As the sun casts a warm glow over the sprawling beige façade of the opulent Ritz-Carlton in the heart of Riyadh’s posh Diplomatic Quarters, preparations for the city’s first-ever Arab Fashion Week begin. Some men in black muscle T-shirts direct traffic, while others roll in hotel trolleys carrying hangers and trunks and others still test-run the music playlist and fashion reels from inside the massive tent venue.
As guests of the women-only event start arriving, the males – including organizer Jacob Adrian, 26-year-old model, founder and CEO of Arab Fashion Council, a non-profit fashion council representing 22 members of the Arab League – begin to leave.
Women step out of shiny, polished cars and make their way towards the enclosed area, where veils come off to reveal perfectly done hair, thick and curly eyelashes and contoured cheekbones.
On the red carpet, the energy is palpable. Guests ranging from members of the Saudi royal family, socialites, diplomatic wives and college students pause to have their pictures taken.
Who would have thought that the deeply conservative Kingdom of Saudi Arabia – a country where most women are expected to be fully covered in abaya when appearing in public, and where parks and festivals have different visiting schedules for families and bachelors – would one day have its own fashion week? Before this event, to shop for designer clothes Saudi women had to fly to London, Milan or New York, or pay inflated prices at Saudi stores.
Could this show fuel a new industry that turns Riyadh into a fashion capital?
WITH THE WORLD’S second-largest proven petroleum reserves, the Saudi economy is the largest in the Arab world. Its capital city, Riyadh, boasts glitzy malls and impressive dining options, and many of its residents have ties to the royal family.
Most art and cultural events happen behind closed doors, in private compounds and embassies, and there is an unspoken code of conduct that favors discretion.

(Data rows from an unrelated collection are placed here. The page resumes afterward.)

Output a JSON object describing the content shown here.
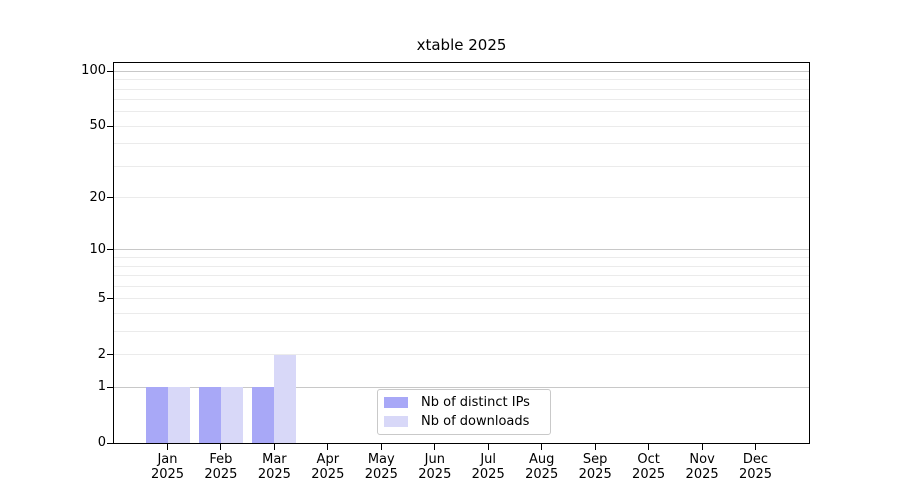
{
  "chart_data": {
    "type": "bar",
    "title": "xtable 2025",
    "categories": [
      "Jan",
      "Feb",
      "Mar",
      "Apr",
      "May",
      "Jun",
      "Jul",
      "Aug",
      "Sep",
      "Oct",
      "Nov",
      "Dec"
    ],
    "x_tick_year": "2025",
    "series": [
      {
        "name": "Nb of distinct IPs",
        "color": "#a8a8f7",
        "values": [
          1,
          1,
          1,
          0,
          0,
          0,
          0,
          0,
          0,
          0,
          0,
          0
        ]
      },
      {
        "name": "Nb of downloads",
        "color": "#d8d8f8",
        "values": [
          1,
          1,
          2,
          0,
          0,
          0,
          0,
          0,
          0,
          0,
          0,
          0
        ]
      }
    ],
    "y_axis": {
      "scale": "log1p",
      "lim": [
        0,
        111
      ],
      "tick_values": [
        0,
        1,
        2,
        5,
        10,
        20,
        50,
        100
      ],
      "tick_labels": [
        "0",
        "1",
        "2",
        "5",
        "10",
        "20",
        "50",
        "100"
      ],
      "major_gridlines": [
        1,
        10,
        100
      ],
      "minor_gridlines": [
        2,
        3,
        4,
        5,
        6,
        7,
        8,
        9,
        20,
        30,
        40,
        50,
        60,
        70,
        80,
        90
      ]
    },
    "xlabel": "",
    "ylabel": "",
    "grid": true,
    "legend": {
      "position": "lower center",
      "entries": [
        "Nb of distinct IPs",
        "Nb of downloads"
      ]
    },
    "colors": {
      "major_grid": "#c8c8c8",
      "minor_grid": "#ebebeb",
      "axis": "#000000",
      "background": "#ffffff"
    }
  }
}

But times are changing in Saudi Arabia, and that’s mostly down to Crown Prince Mohammad bin Salman, whose Vision 2030 masterplan aims to lessen the kingdom’s reliance on oil while opening up new sectors, including entertainment and tourism, to investment.
There have also been cultural changes. In April, cinemas were allowed to reopen after 35 years. Two months later, the ban on female drivers was lifted. Mixed-gender concert and sporting events are also in the pipeline and the kingdom wants to see an increase of women in the workforce, as well as more females in high-profile government positions.

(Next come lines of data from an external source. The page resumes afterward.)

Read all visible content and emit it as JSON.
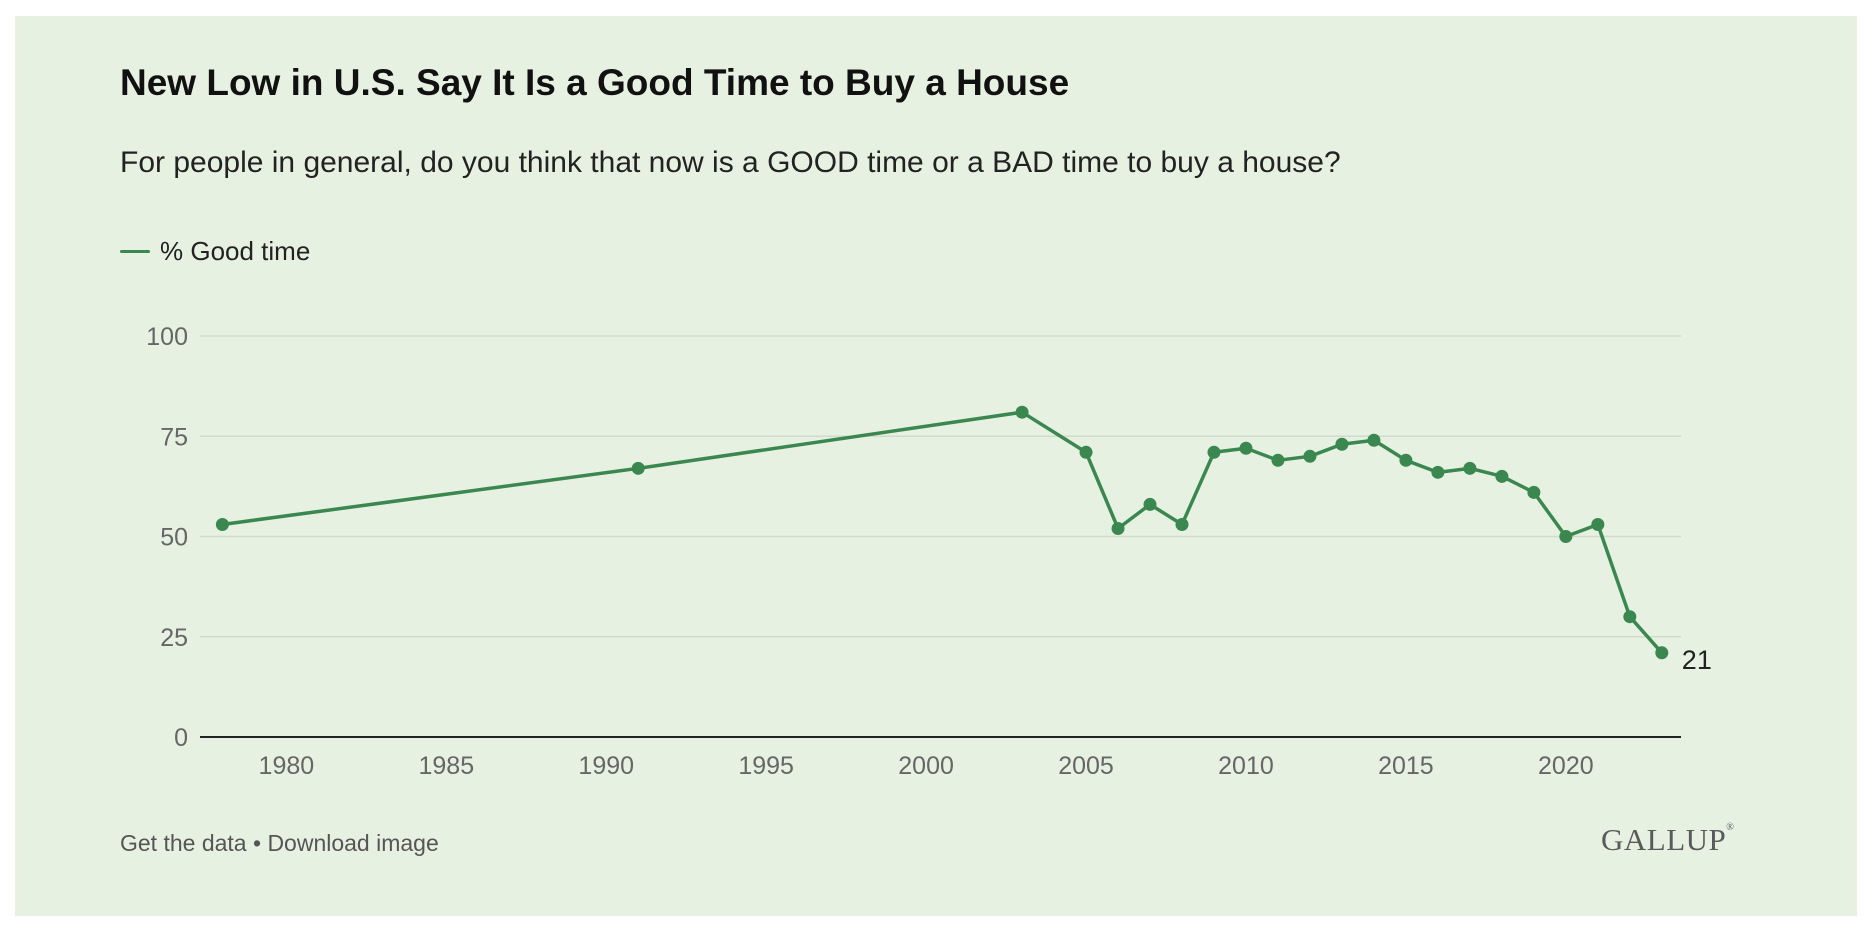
{
  "header": {
    "title": "New Low in U.S. Say It Is a Good Time to Buy a House",
    "subtitle": "For people in general, do you think that now is a GOOD time or a BAD time to buy a house?"
  },
  "legend": {
    "label": "% Good time"
  },
  "footer": {
    "get_data": "Get the data",
    "separator": " • ",
    "download": "Download image",
    "brand": "GALLUP",
    "brand_mark": "®"
  },
  "colors": {
    "background": "#e7f1e2",
    "line": "#3b8750",
    "gridline": "#cfdccb",
    "axis": "#222222",
    "tick_text": "#666666"
  },
  "chart_data": {
    "type": "line",
    "title": "New Low in U.S. Say It Is a Good Time to Buy a House",
    "subtitle": "For people in general, do you think that now is a GOOD time or a BAD time to buy a house?",
    "xlabel": "",
    "ylabel": "",
    "xlim": [
      1977.3,
      2023.6
    ],
    "ylim": [
      0,
      100
    ],
    "x_ticks": [
      1980,
      1985,
      1990,
      1995,
      2000,
      2005,
      2010,
      2015,
      2020
    ],
    "y_ticks": [
      0,
      25,
      50,
      75,
      100
    ],
    "grid": "horizontal",
    "legend_position": "top-left",
    "series": [
      {
        "name": "% Good time",
        "color": "#3b8750",
        "x": [
          1978,
          1991,
          2003,
          2005,
          2006,
          2007,
          2008,
          2009,
          2010,
          2011,
          2012,
          2013,
          2014,
          2015,
          2016,
          2017,
          2018,
          2019,
          2020,
          2021,
          2022,
          2023
        ],
        "values": [
          53,
          67,
          81,
          71,
          52,
          58,
          53,
          71,
          72,
          69,
          70,
          73,
          74,
          69,
          66,
          67,
          65,
          61,
          50,
          53,
          30,
          21
        ]
      }
    ],
    "annotations": [
      {
        "x": 2023,
        "text": "21"
      }
    ]
  }
}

I wanted to counteract the Western media’s monochromatic avatar of the Saudi woman – all in black, mute and inferior to her male counterpart
FOR MANY SAUDI women, the Arab Fashion Week signified the start of this change. While women can – and do – wear the colorful cover-ups and embellished abayas seen on the runway out in public, in cities like Riyadh, there is a strong social expectation for conservativeness.
One local designer who is tapping into this expanding demand is Arwa Al-Ammari, founder of ArAm Designs. A few days after the fashion week, where she showed her spring-summer collection, I meet Al-Ammari, who is wearing a black organza skirt she designed paired with a simple black hijab turban.
A homegrown womenswear label established in 2016, ArAm Designs takes inspiration from fine art. Characterized by monochromatic beige and pink pastel colors and organza ruffles, the prêt-à-porter collection is designed for Saudi women to wear in private, women-only gatherings, though the hope is that women will soon be able to wear such designs out in Saudi Arabia’s streets.
Al-Ammari believes that homegrown fashion is a growing industry in her country. “Fashion weeks bring opportunities for designers, media, buyers and other stakeholders. Investors are now looking at it seriously; it has opened their eyes to the revenue in the fashion industry.
There is also a change in the mindset, moving away from conventional careers like doctors and teachers to creative industries,” the designer says. Al-Ammari recounts meeting fashion and design students at Riyadh’s Princess Nourah University where she was recently invited to attend a graduation ceremony. “I was thrilled to see the designs and deep aspirations of these young women – there is demand and immense potential that needs to be supported.”